Suivi des causes de mortalité chez les corneilles d’Amérique au Québec (2022 à 2024)
La corneille d’Amérique est une espèce qui tient une place importante dans plusieurs écosystèmes du Québec, incluant les milieux agricoles, forestiers, péri-urbains et urbains. Depuis le début de l’année 2022, un total de 312 incidents de mortalités de corneilles ont été investigués par le centre régional du Québec. La corneille d’Amérique représente en fait l’espèce la plus fréquemment soumise à notre laboratoire dans le cadre du programme de surveillance en continu. Les causes d’origine infectieuses ont été identifiées comme étant responsables de 62% des incidents pour lesquels la cause de la mort a été identifiée. Des infections causées par trois virus sont de loin les causes de mortalité les plus fréquentes.
En premier lieu, des infections par le virus du Nil occidental (VNO) ont été documentées comme étant la cause de la mort chez 118 corneilles, incluant 55 cas en 2024. La corneille reste toujours très sensible à ce virus qui a été introduit en Amérique du Nord il y a plus de vingt ans. Bien que les jeunes oiseaux soient surreprésentés dans les cas de VNO, les oiseaux de plus de deux ans représentent environ le quart des cas. À noter qu’en raison du mode de transmission primaire de ce virus (via les insectes piqueurs) les cas d’infection sont essentiellement observés de la fin du mois de mai au début du mois d’octobre.
Un total de 45 d’infection par le virus de l’influenza aviaire hautement pathogène H5N1 a été diagnostiqué depuis l’arrivée de ce virus au Québec en 2022. Les corneilles s’infectent vraisemblablement lors de la consommation de carcasses de canards ou d’oies mortes de cette infection. Les cas d’infection chez des corneilles adultes (plus de deux ans) ont été plus fréquemment observés que chez les oiseaux plus jeunes, suggérant une exposition plus grande des corneilles adultes à ce virus (par une alimentation plus fréquente sur des carcasses par exemple). La diminution progressive du nombre de cas chez les corneilles (25 cas en 2022, 11 cas en 2023 et 9 cas en 2024) suggère qu’une immunité de groupe s’installe dans les populations d’oiseaux sauvages. À noter que chez les corneilles cette diminution temporelle est surtout notée chez les sujets adultes, ce qui supporte cette affirmation.

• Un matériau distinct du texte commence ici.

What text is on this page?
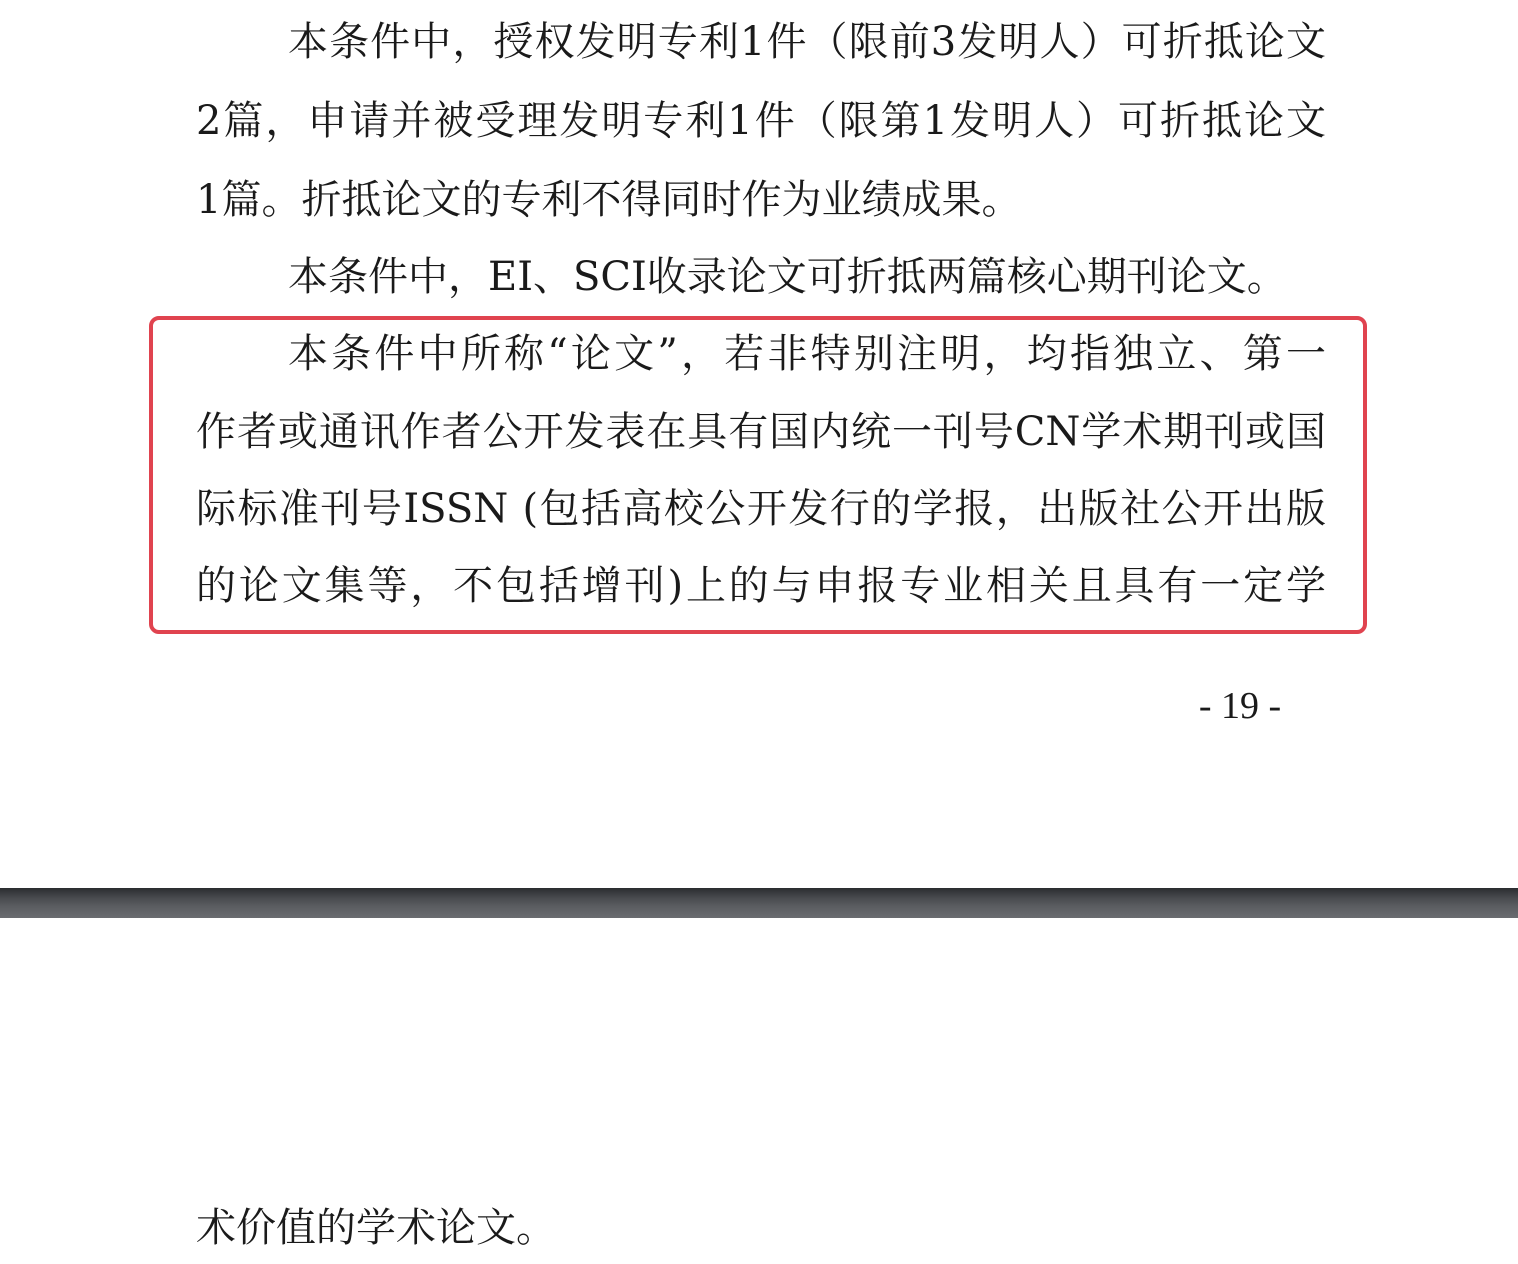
本条件中，授权发明专利1件（限前3发明人）可折抵论文
2篇，申请并被受理发明专利1件（限第1发明人）可折抵论文
1篇。折抵论文的专利不得同时作为业绩成果。
本条件中，EI、SCI收录论文可折抵两篇核心期刊论文。
本条件中所称“论文”，若非特别注明，均指独立、第一
作者或通讯作者公开发表在具有国内统一刊号CN学术期刊或国
际标准刊号ISSN (包括高校公开发行的学报，出版社公开出版
的论文集等，不包括增刊)上的与申报专业相关且具有一定学
- 19 -
术价值的学术论文。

Le troisième agent viral associé à des mortalités chez les corneilles est un orthoréovirus causant l’entérite virale hivernale de la corneille. Cette condition, qui a été décrite pour la première fois au début des années 2000, a été documentée comme cause de mortalité dans 18 incidents au Québec depuis 2022. Comme son nom l’indique, cette condition est surtout observée au cours de la saison hivernale. Le regroupement des oiseaux dans les dortoirs durant les saisons d’automne et d’hiver favorise vraisemblablement la transmission de cette maladie d’une corneille à l’autre.
En plus de ces infections virales, nos examens ont permis de mettre en évidence des cas de conditions très peu décrites chez cette espèce telles la yersiniose (causée par une infection par la bactérie Yersinia pseudotuberculosis) et la sarcocystose (infection systémique par un protozoaire).
La corneille d’Amérique espèce abondante retrouvée dans la majorité des écosystèmes au Québec est une bonne espèce sentinelle pour faire un suivi de certains agents infectieux, comme le VNO et l’influenza aviaire qui peuvent potentiellement se transmettre à l’Homme ou avoir un impact sur le cheptel domestique. De plus, le suivi des causes de mortalité nous permettre de détecter de nouvelles conditions émergentes qui pourrait avoir un impact sur la santé des espèces fauniques.